Proving if $|A|\ge 4 \vee |A|\le 2$ then $|A+A|\neq 4$ with direct, contradiction and contraposition

Question

Prove if $|A|\ge 4 \vee |A|\le 2$ then $|A+A|\neq 4$. $A$ is some set and we define $A+B=\{a+b|a\in A, b\in B\}$, $A$ is some subset of the reals.

In a direct proof and proof by contradiction I'd have to check every case for $|A|=0,1,2,4$ right?

In a proof by contra position I'd have to show that if $|A+A|=4$ then $|A|=3$ but I'm getting a contradiction, suppose $A+A=\{a,b,c,d\}$ then

$a=m+m\\b=n+n\\c=l+l\\d=m+n$

But there are still two elements left: $n+l,m+l$. How could it be that a direct proof works but a contra position results in a contradiction?

Answer 1

I think it's easier to prove this directly.

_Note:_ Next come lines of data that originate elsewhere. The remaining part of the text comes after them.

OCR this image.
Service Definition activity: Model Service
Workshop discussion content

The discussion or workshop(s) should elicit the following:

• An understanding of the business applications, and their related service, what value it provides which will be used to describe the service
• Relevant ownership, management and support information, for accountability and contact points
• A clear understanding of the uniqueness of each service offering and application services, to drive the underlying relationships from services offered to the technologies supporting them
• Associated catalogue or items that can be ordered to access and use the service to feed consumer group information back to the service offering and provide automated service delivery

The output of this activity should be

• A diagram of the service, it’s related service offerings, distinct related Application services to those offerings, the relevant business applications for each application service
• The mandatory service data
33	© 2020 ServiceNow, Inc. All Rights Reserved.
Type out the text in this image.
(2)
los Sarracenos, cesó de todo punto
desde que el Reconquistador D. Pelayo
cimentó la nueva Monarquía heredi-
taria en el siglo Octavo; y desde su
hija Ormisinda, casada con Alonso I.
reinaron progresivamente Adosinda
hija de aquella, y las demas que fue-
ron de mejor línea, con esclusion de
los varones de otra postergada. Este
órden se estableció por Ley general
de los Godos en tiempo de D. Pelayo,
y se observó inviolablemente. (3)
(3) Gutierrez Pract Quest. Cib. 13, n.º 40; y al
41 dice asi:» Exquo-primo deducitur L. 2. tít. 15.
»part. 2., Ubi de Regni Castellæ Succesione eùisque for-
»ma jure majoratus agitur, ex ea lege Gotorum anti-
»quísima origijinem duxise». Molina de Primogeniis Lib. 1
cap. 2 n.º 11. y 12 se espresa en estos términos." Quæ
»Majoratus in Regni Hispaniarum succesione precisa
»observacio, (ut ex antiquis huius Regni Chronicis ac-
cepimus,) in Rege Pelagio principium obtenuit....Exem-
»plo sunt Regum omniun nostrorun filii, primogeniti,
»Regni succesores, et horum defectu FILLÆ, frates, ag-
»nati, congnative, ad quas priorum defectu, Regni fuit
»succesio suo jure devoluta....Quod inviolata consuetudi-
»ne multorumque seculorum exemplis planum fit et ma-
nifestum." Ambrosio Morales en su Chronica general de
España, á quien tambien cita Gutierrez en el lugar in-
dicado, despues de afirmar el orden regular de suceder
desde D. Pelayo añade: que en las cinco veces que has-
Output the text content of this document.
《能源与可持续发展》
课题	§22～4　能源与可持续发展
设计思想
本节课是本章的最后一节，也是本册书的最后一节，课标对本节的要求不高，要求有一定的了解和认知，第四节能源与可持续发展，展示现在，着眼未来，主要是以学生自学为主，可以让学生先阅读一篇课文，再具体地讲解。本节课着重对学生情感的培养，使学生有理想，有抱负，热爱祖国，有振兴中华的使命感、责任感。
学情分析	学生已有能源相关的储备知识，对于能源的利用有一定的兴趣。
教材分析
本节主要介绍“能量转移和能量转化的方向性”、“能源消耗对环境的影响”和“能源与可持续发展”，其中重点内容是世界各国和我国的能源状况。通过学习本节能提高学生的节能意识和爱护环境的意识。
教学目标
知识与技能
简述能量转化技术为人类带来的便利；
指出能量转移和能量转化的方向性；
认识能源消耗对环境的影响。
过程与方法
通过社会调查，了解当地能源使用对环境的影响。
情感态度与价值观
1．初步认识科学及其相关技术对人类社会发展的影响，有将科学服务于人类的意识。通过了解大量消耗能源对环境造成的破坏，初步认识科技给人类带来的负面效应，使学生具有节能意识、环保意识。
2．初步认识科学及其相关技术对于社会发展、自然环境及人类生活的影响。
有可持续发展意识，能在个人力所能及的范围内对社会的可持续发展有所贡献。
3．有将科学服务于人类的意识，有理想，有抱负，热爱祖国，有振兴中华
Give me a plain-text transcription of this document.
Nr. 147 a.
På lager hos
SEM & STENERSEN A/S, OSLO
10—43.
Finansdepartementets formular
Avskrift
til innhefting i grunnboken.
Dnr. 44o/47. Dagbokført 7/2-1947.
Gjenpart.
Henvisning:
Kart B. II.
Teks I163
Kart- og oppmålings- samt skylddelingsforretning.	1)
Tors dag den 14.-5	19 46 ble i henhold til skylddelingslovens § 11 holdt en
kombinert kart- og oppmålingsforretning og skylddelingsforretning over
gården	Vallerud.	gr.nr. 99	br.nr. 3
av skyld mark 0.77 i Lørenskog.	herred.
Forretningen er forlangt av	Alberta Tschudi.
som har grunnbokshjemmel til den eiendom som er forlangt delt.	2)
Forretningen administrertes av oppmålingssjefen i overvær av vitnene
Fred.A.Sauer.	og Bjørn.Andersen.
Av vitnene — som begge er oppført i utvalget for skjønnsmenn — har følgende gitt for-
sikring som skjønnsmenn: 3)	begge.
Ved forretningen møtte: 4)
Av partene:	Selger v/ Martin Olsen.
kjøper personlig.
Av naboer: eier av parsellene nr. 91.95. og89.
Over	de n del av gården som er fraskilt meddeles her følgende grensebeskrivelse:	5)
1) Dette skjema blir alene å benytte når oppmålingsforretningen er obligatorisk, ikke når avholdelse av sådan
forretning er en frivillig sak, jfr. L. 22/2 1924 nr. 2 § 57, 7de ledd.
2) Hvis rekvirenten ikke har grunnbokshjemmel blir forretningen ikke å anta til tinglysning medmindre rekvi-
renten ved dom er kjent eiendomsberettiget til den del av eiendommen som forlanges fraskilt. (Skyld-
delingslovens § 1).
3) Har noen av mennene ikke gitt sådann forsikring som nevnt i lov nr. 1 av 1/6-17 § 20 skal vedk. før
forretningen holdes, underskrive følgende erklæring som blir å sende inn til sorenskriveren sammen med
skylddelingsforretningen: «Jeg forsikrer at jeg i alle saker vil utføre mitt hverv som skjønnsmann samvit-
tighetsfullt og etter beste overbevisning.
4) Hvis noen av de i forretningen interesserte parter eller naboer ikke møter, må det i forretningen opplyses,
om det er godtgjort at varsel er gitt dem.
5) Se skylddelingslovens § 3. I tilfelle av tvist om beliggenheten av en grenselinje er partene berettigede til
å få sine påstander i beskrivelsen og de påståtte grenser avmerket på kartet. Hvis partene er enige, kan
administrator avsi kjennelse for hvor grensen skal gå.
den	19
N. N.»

If |A| = 1, it's clear that |A + A| is not 4. If |A| = 2, then A + A can have at most 3 elements. If |A| = n > 4, then let the elements of A be:

a1, a2, ...., an

We know that a1, ..., a5 are distinct. So 2a1, 2a2, ..., 2a5 are distinct, but these are in the form ai + ai with ai in A; thus, A + A has at least 5 elements.

It remains to handle the case |A| = 4. For this, let A = {a1, a2, a3, a4}. It's easy to see |A + A| >= 4 because 2ai are distinct, for all i. Now if |A + A| = 4, then it must be that:

A + A = {2a1, 2a2, 2a3, 2a4}.

Now, work out a contradiction by forcing the existence of an additional element ak + at for some k and t between 1 and 4.

Answer 2

The rules of the game are unclear.

You have to tell us the underlying (abelian) group of which $A$ is a subset. E.g., if $A={\mathbb Z}_2\oplus{\mathbb Z}_2$ is the four group then $|A|=4$ and $|A+A|=|A|=4$.